British Reconnaissance

The Peace of 1763 ended the French and Indian War, with Britain victorious and France and her ally, Spain, the losers. In return for Havana, which the British had captured in 1762, Spain ceded Florida to Great Britain. The British divided the ceded colony into two provinces, East and West. In talks with Florida Creeks, British authorities promised to restrict white settlement in East Florida to the area south of the St. Mary’s, east of the St. John’s, and north of New Smyrna, thus extending the Proclamation Line of 1763 that attempted to protect the tribes from  British settlers’ unfettered expansion into their territory. Hardly had the cession of Florida been completed when the British began to make plans for its development. Promoters rushed into print and speculators grew giddy, but the reconnaissance of the newly acquired territory was very thorough.  


48. Archibald Menzies. Proposal for peopling his Majesty’s southern colonies on the continent of America.  Magerny Castle, Perthshire, Scotland, 23 October, 1763.
Archibald Menzies proposed that Florida be settled by colonies of Greeks, Armenians, and Minorcans, who would be able to adapt to the climate. Their traditional knowledge of grape and olive cultivation would be supplemented by growing cotton and manufacturing silk, all spelling immense hoped-for profit.  This proposal came to nothing, but several years later Dr. Andrew Turnbull, a fellow Scot, brought a group of Mediterranean laborers to his indigo plantation, New Smyrna, where mismanagement cost many lives.


49. William Stork. An account of East-Florida with remarks on its future importance to trade and commerce.  London, [1766]. 

William Stork’s argument for settlement in Florida focused on the weather.
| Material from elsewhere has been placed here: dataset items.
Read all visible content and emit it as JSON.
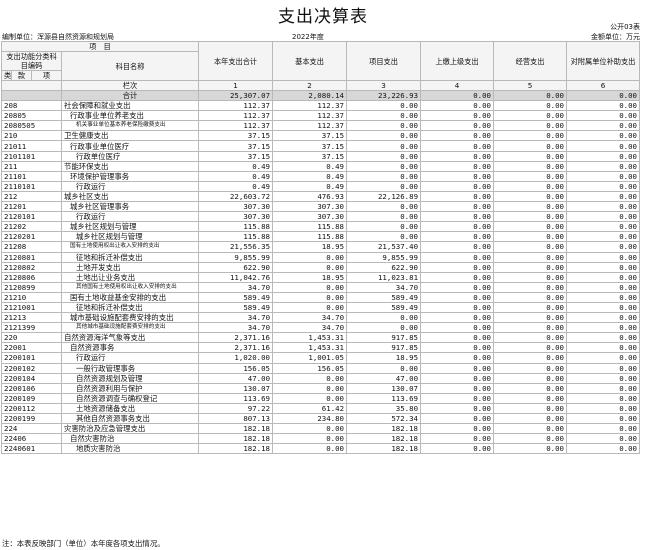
{
  "header": {
    "title": "支出决算表",
    "form_no": "公开03表",
    "org": "编制单位：浑源县自然资源和规划局",
    "year": "2022年度",
    "unit": "金额单位：万元"
  },
  "columns": {
    "item_group": "项　目",
    "func_code": "支出功能分类科目编码",
    "name": "科目名称",
    "total": "本年支出合计",
    "basic": "基本支出",
    "project": "项目支出",
    "upper": "上缴上级支出",
    "business": "经营支出",
    "subsidy": "对附属单位补助支出",
    "lei": "类",
    "kuan": "款",
    "xiang": "项",
    "lanci": "栏次",
    "c1": "1",
    "c2": "2",
    "c3": "3",
    "c4": "4",
    "c5": "5",
    "c6": "6"
  },
  "total_row": {
    "name": "合计",
    "v1": "25,307.07",
    "v2": "2,080.14",
    "v3": "23,226.93",
    "v4": "0.00",
    "v5": "0.00",
    "v6": "0.00"
  },
  "rows": [
    {
      "code": "208",
      "name": "社会保障和就业支出",
      "v1": "112.37",
      "v2": "112.37",
      "v3": "0.00",
      "v4": "0.00",
      "v5": "0.00",
      "v6": "0.00"
    },
    {
      "code": "20805",
      "name": "行政事业单位养老支出",
      "v1": "112.37",
      "v2": "112.37",
      "v3": "0.00",
      "v4": "0.00",
      "v5": "0.00",
      "v6": "0.00"
    },
    {
      "code": "2080505",
      "name": "机关事业单位基本养老保险缴费支出",
      "v1": "112.37",
      "v2": "112.37",
      "v3": "0.00",
      "v4": "0.00",
      "v5": "0.00",
      "v6": "0.00"
    },
    {
      "code": "210",
      "name": "卫生健康支出",
      "v1": "37.15",
      "v2": "37.15",
      "v3": "0.00",
      "v4": "0.00",
      "v5": "0.00",
      "v6": "0.00"
    },
    {
      "code": "21011",
      "name": "行政事业单位医疗",
      "v1": "37.15",
      "v2": "37.15",
      "v3": "0.00",
      "v4": "0.00",
      "v5": "0.00",
      "v6": "0.00"
    },
    {
      "code": "2101101",
      "name": "行政单位医疗",
      "v1": "37.15",
      "v2": "37.15",
      "v3": "0.00",
      "v4": "0.00",
      "v5": "0.00",
      "v6": "0.00"
    },
    {
      "code": "211",
      "name": "节能环保支出",
      "v1": "0.49",
      "v2": "0.49",
      "v3": "0.00",
      "v4": "0.00",
      "v5": "0.00",
      "v6": "0.00"
    },
    {
      "code": "21101",
      "name": "环境保护管理事务",
      "v1": "0.49",
      "v2": "0.49",
      "v3": "0.00",
      "v4": "0.00",
      "v5": "0.00",
      "v6": "0.00"
    },
    {
      "code": "2110101",
      "name": "行政运行",
      "v1": "0.49",
      "v2": "0.49",
      "v3": "0.00",
      "v4": "0.00",
      "v5": "0.00",
      "v6": "0.00"
    },
    {
      "code": "212",
      "name": "城乡社区支出",
      "v1": "22,603.72",
      "v2": "476.93",
      "v3": "22,126.89",
      "v4": "0.00",
      "v5": "0.00",
      "v6": "0.00"
    },
    {
      "code": "21201",
      "name": "城乡社区管理事务",
      "v1": "307.30",
      "v2": "307.30",
      "v3": "0.00",
      "v4": "0.00",
      "v5": "0.00",
      "v6": "0.00"
    },
    {
      "code": "2120101",
      "name": "行政运行",
      "v1": "307.30",
      "v2": "307.30",
      "v3": "0.00",
      "v4": "0.00",
      "v5": "0.00",
      "v6": "0.00"
    },
    {
      "code": "21202",
      "name": "城乡社区规划与管理",
      "v1": "115.88",
      "v2": "115.88",
      "v3": "0.00",
      "v4": "0.00",
      "v5": "0.00",
      "v6": "0.00"
    },
    {
      "code": "2120201",
      "name": "城乡社区规划与管理",
      "v1": "115.88",
      "v2": "115.88",
      "v3": "0.00",
      "v4": "0.00",
      "v5": "0.00",
      "v6": "0.00"
    },
    {
      "code": "21208",
      "name": "国有土地使用权出让收入安排的支出",
      "v1": "21,556.35",
      "v2": "18.95",
      "v3": "21,537.40",
      "v4": "0.00",
      "v5": "0.00",
      "v6": "0.00"
    },
    {
      "code": "2120801",
      "name": "征地和拆迁补偿支出",
      "v1": "9,855.99",
      "v2": "0.00",
      "v3": "9,855.99",
      "v4": "0.00",
      "v5": "0.00",
      "v6": "0.00"
    },
    {
      "code": "2120802",
      "name": "土地开发支出",
      "v1": "622.90",
      "v2": "0.00",
      "v3": "622.90",
      "v4": "0.00",
      "v5": "0.00",
      "v6": "0.00"
    },
    {
      "code": "2120806",
      "name": "土地出让业务支出",
      "v1": "11,042.76",
      "v2": "18.95",
      "v3": "11,023.81",
      "v4": "0.00",
      "v5": "0.00",
      "v6": "0.00"
    },
    {
      "code": "2120899",
      "name": "其他国有土地使用权出让收入安排的支出",
      "v1": "34.70",
      "v2": "0.00",
      "v3": "34.70",
      "v4": "0.00",
      "v5": "0.00",
      "v6": "0.00"
    },
    {
      "code": "21210",
      "name": "国有土地收益基金安排的支出",
      "v1": "589.49",
      "v2": "0.00",
      "v3": "589.49",
      "v4": "0.00",
      "v5": "0.00",
      "v6": "0.00"
    },
    {
      "code": "2121001",
      "name": "征地和拆迁补偿支出",
      "v1": "589.49",
      "v2": "0.00",
      "v3": "589.49",
      "v4": "0.00",
      "v5": "0.00",
      "v6": "0.00"
    },
    {
      "code": "21213",
      "name": "城市基础设施配套费安排的支出",
      "v1": "34.70",
      "v2": "34.70",
      "v3": "0.00",
      "v4": "0.00",
      "v5": "0.00",
      "v6": "0.00"
    },
    {
      "code": "2121399",
      "name": "其他城市基础设施配套费安排的支出",
      "v1": "34.70",
      "v2": "34.70",
      "v3": "0.00",
      "v4": "0.00",
      "v5": "0.00",
      "v6": "0.00"
    },
    {
      "code": "220",
      "name": "自然资源海洋气象等支出",
      "v1": "2,371.16",
      "v2": "1,453.31",
      "v3": "917.85",
      "v4": "0.00",
      "v5": "0.00",
      "v6": "0.00"
    },
    {
      "code": "22001",
      "name": "自然资源事务",
      "v1": "2,371.16",
      "v2": "1,453.31",
      "v3": "917.85",
      "v4": "0.00",
      "v5": "0.00",
      "v6": "0.00"
    },
    {
      "code": "2200101",
      "name": "行政运行",
      "v1": "1,020.00",
      "v2": "1,001.05",
      "v3": "18.95",
      "v4": "0.00",
      "v5": "0.00",
      "v6": "0.00"
    },
    {
      "code": "2200102",
      "name": "一般行政管理事务",
      "v1": "156.05",
      "v2": "156.05",
      "v3": "0.00",
      "v4": "0.00",
      "v5": "0.00",
      "v6": "0.00"
    },
    {
      "code": "2200104",
      "name": "自然资源规划及管理",
      "v1": "47.00",
      "v2": "0.00",
      "v3": "47.00",
      "v4": "0.00",
      "v5": "0.00",
      "v6": "0.00"
    },
    {
      "code": "2200106",
      "name": "自然资源利用与保护",
      "v1": "130.07",
      "v2": "0.00",
      "v3": "130.07",
      "v4": "0.00",
      "v5": "0.00",
      "v6": "0.00"
    },
    {
      "code": "2200109",
      "name": "自然资源调查与确权登记",
      "v1": "113.69",
      "v2": "0.00",
      "v3": "113.69",
      "v4": "0.00",
      "v5": "0.00",
      "v6": "0.00"
    },
    {
      "code": "2200112",
      "name": "土地资源储备支出",
      "v1": "97.22",
      "v2": "61.42",
      "v3": "35.80",
      "v4": "0.00",
      "v5": "0.00",
      "v6": "0.00"
    },
    {
      "code": "2200199",
      "name": "其他自然资源事务支出",
      "v1": "807.13",
      "v2": "234.80",
      "v3": "572.34",
      "v4": "0.00",
      "v5": "0.00",
      "v6": "0.00"
    },
    {
      "code": "224",
      "name": "灾害防治及应急管理支出",
      "v1": "182.18",
      "v2": "0.00",
      "v3": "182.18",
      "v4": "0.00",
      "v5": "0.00",
      "v6": "0.00"
    },
    {
      "code": "22406",
      "name": "自然灾害防治",
      "v1": "182.18",
      "v2": "0.00",
      "v3": "182.18",
      "v4": "0.00",
      "v5": "0.00",
      "v6": "0.00"
    },
    {
      "code": "2240601",
      "name": "地质灾害防治",
      "v1": "182.18",
      "v2": "0.00",
      "v3": "182.18",
      "v4": "0.00",
      "v5": "0.00",
      "v6": "0.00"
    }
  ],
  "note": "注：本表反映部门（单位）本年度各项支出情况。"
}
The cooler, more temperate parts of North America might be pleasanter to live in, but they were unable to produce luxury products, such as sugar, in demand in European markets.

We shall see this illustrated, by comparing the commerce of the two small islands of St. Christopher, and Rhode-Island, both of them well settled, and well cultivated; both fertile, and almost of the same size; the principal difference betwixt them consisting in this, that the former is situated in lat. 17. and the latter in 41. Let an estimate be made of the annual exports of each; by comparing them together we discover at once the difference that is made by climate only: the exports of the former are of great value, and of the latter very little.


50.“Observations of Denys Rolle.” In:  William Stork. An extract from the account of East Florida published by Dr. Stork, who resided a considerable time in Augustine.  London, 1766. 

Both William Stork and Archibald Menzies advocated settlements of white Protestants who would labor to produce luxury goods. Denys Rolle attempted three separate settlements using white labor, one of the few would-be planters to do so. But with each attempt he was less successful in attracting white immigrants, until his final settlement was completely based on slave labor.


51. Thomas Jefferys, “Map of East Florida.” In: Dr. William Stork. A description of East Florida with a journal kept by John Bartram. London, 1769.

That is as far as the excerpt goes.